Most processors follow the IEEE-754 standard but some use denormalized, or different standards . For example, there is a denormalized mode in IEEE-754 which allows representation of very small floating point numbers at the expense of precision. The following, however, will cover the normalized mode of IEEE-754 which is the typical mode of operation.

In the IEEE-754 standard, hardware designers are allowed any value of error/epsilon as long as it's less than one half of one unit in the last place, and the result only has to be less than one half of one unit in the last place for one operation. This explains why when there are repeated operations, the errors add up. For IEEE-754 double precision, this is the 54th bit, since 53 bits are used to represent the numeric part (normalized), also called the mantissa, of the floating point number (e.g. the 5.3 in 5.3e5). The next sections go into more detail on the causes of hardware error on various floating point operations.

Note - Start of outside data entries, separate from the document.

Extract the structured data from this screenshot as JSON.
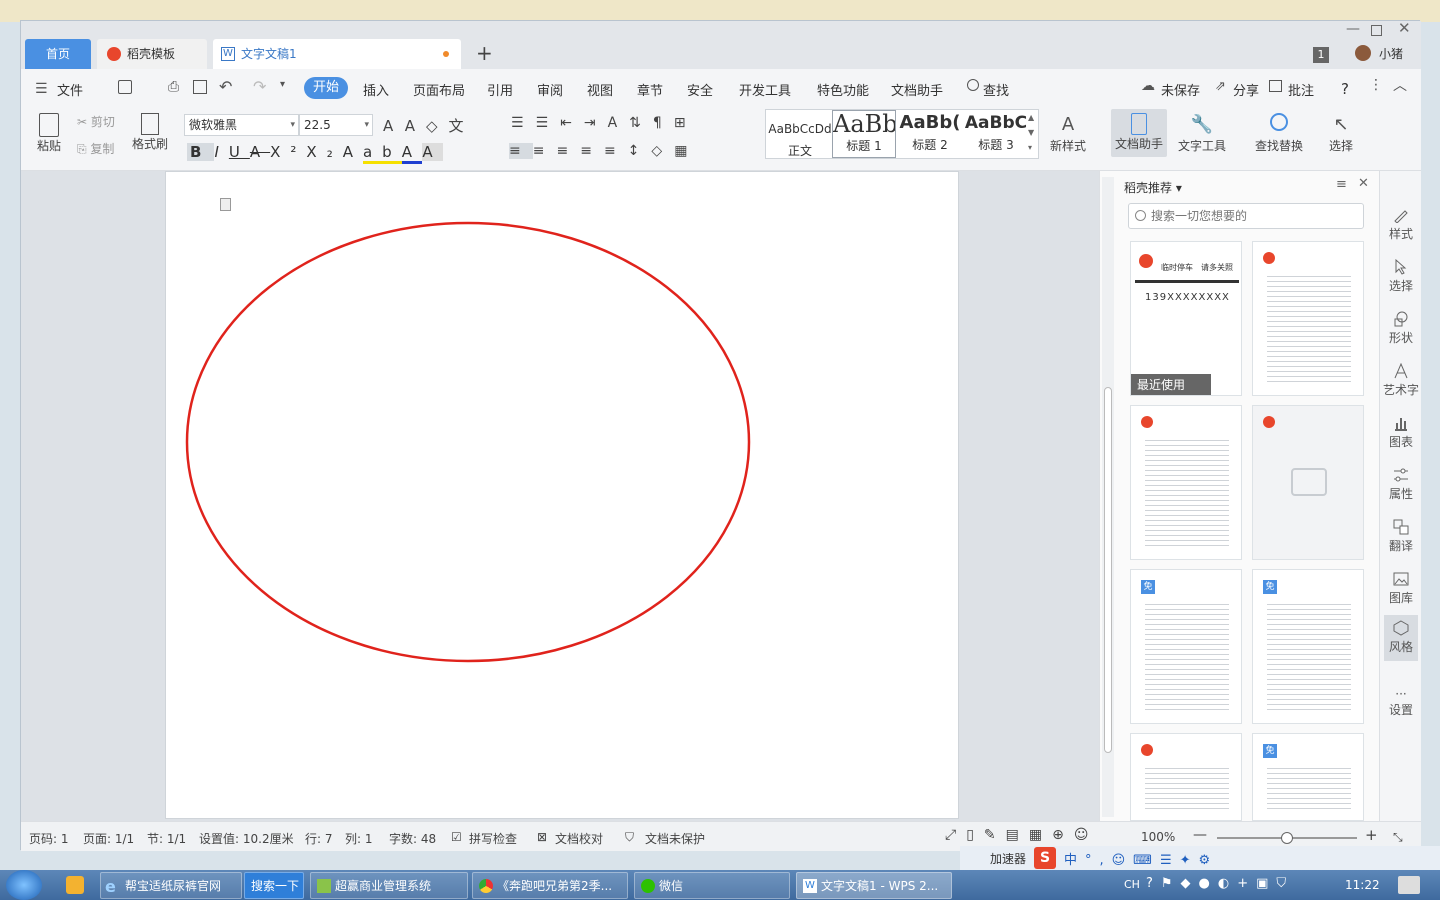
{
  "tabs": {
    "home": "首页",
    "template": "稻壳模板",
    "document": "文字文稿1"
  },
  "window": {
    "page_count_badge": "1",
    "user_name": "小猪"
  },
  "menu": {
    "file": "文件",
    "items": [
      "开始",
      "插入",
      "页面布局",
      "引用",
      "审阅",
      "视图",
      "章节",
      "安全",
      "开发工具",
      "特色功能",
      "文档助手"
    ],
    "search": "查找",
    "unsaved": "未保存",
    "share": "分享",
    "comment": "批注",
    "help": "?"
  },
  "ribbon": {
    "paste": "粘贴",
    "cut": "剪切",
    "copy": "复制",
    "format_painter": "格式刷",
    "font_name": "微软雅黑",
    "font_size": "22.5",
    "styles": [
      {
        "preview": "AaBbCcDd",
        "label": "正文"
      },
      {
        "preview": "AaBb",
        "label": "标题 1"
      },
      {
        "preview": "AaBb(",
        "label": "标题 2"
      },
      {
        "preview": "AaBbC",
        "label": "标题 3"
      }
    ],
    "new_style": "新样式",
    "doc_helper": "文档助手",
    "text_tools": "文字工具",
    "find_replace": "查找替换",
    "select": "选择"
  },
  "panel": {
    "title": "稻壳推荐",
    "search_placeholder": "搜索一切您想要的",
    "recent_label": "最近使用",
    "free_badge": "免",
    "card_texts": [
      "临时停车",
      "请多关照",
      "139XXXXXXXX"
    ]
  },
  "right_toolbar": [
    "样式",
    "选择",
    "形状",
    "艺术字",
    "图表",
    "属性",
    "翻译",
    "图库",
    "风格",
    "设置"
  ],
  "status": {
    "page": "页码: 1",
    "pages": "页面: 1/1",
    "section": "节: 1/1",
    "setting": "设置值: 10.2厘米",
    "row": "行: 7",
    "col": "列: 1",
    "words": "字数: 48",
    "spell": "拼写检查",
    "proof": "文档校对",
    "protect": "文档未保护",
    "zoom": "100%"
  },
  "langbar": {
    "accelerator": "加速器"
  },
  "taskbar": {
    "items": [
      "帮宝适纸尿裤官网",
      "搜索一下",
      "超赢商业管理系统",
      "《奔跑吧兄弟第2季...",
      "微信",
      "文字文稿1 - WPS 2..."
    ],
    "ime": "CH",
    "clock": "11:22"
  },
  "colors": {
    "accent": "#4a90e2",
    "ellipse": "#e0231c",
    "brand_red": "#e8462c"
  }
}
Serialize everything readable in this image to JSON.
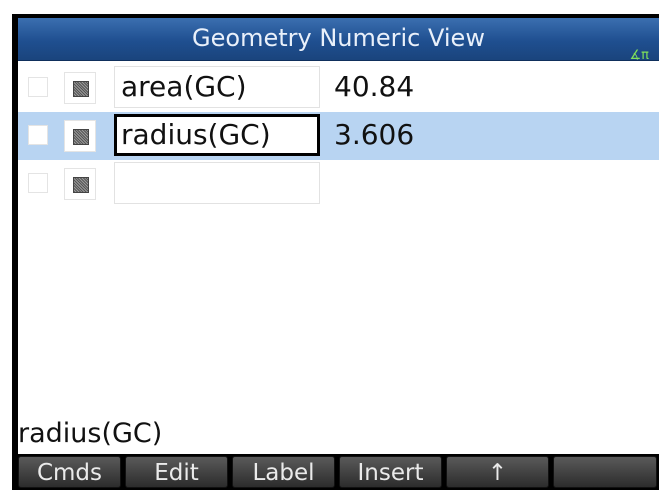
{
  "header": {
    "title": "Geometry Numeric View",
    "angle_indicator": "∡π"
  },
  "rows": [
    {
      "expression": "area(GC)",
      "value": "40.84",
      "selected": false
    },
    {
      "expression": "radius(GC)",
      "value": "3.606",
      "selected": true
    },
    {
      "expression": "",
      "value": "",
      "selected": false
    }
  ],
  "command_line": "radius(GC)",
  "menu": {
    "cmds": "Cmds",
    "edit": "Edit",
    "label": "Label",
    "insert": "Insert",
    "up_arrow": "↑",
    "blank": ""
  },
  "colors": {
    "title_bar": "#1f4f90",
    "selected_row": "#b8d4f2",
    "menu_bar": "#000000"
  }
}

3. Cause of Rounding Error in Division

The main cause of the error in floating point division is the division algorithms used to calculate the quotient. Most computer systems calculate division using multiplication by an inverse, mainly in Z=X/Y, Z = X * (1/Y). A division is computed iteratively i.e. each cycle computes some bits of the quotient until the desired precision is reached, which for IEEE-754 is anything with an error of less than one unit in the last place. The table of reciprocals of Y (1/Y) is known as the quotient selection table (QST) in the slow division, and the size in bits of the quotient selection table is usually the width of the radix, or a number of bits of the quotient computed in each iteration, plus a few guard bits. For the IEEE-754 standard, double precision (64-bit), it would be the size of the radix of the divider, plus a few guard bits k, where k>=2. So for example, a typical Quotient Selection Table for a divider that computes 2 bits of the quotient at a time (radix 4) would be 2+2= 4 bits (plus a few optional bits).

3.1 Division Rounding Error: Approximation of Reciprocal

What reciprocals are in the quotient selection table depend on the division method: slow division such as SRT division, or fast division such as Goldschmidt division; each entry is modified according to the division algorithm in an attempt to yield the lowest possible error. In any case, though, all reciprocals are approximations of the actual reciprocal and introduce some element of error. Both slow division and fast division methods calculate the quotient iteratively, i.e. some number of bits of the quotient are calculated each step, then the result is subtracted from the dividend, and the divider repeats the steps until the error is less than one half of one unit in the last place. Slow division methods calculate a fixed number of digits of the quotient in each step and are usually less expensive to build, and fast division methods calculate a variable number of digits per step and are usually more expensive to build. The most important part of the division methods is that most of them rely upon repeated multiplication by an approximation of a reciprocal, so they are prone to error.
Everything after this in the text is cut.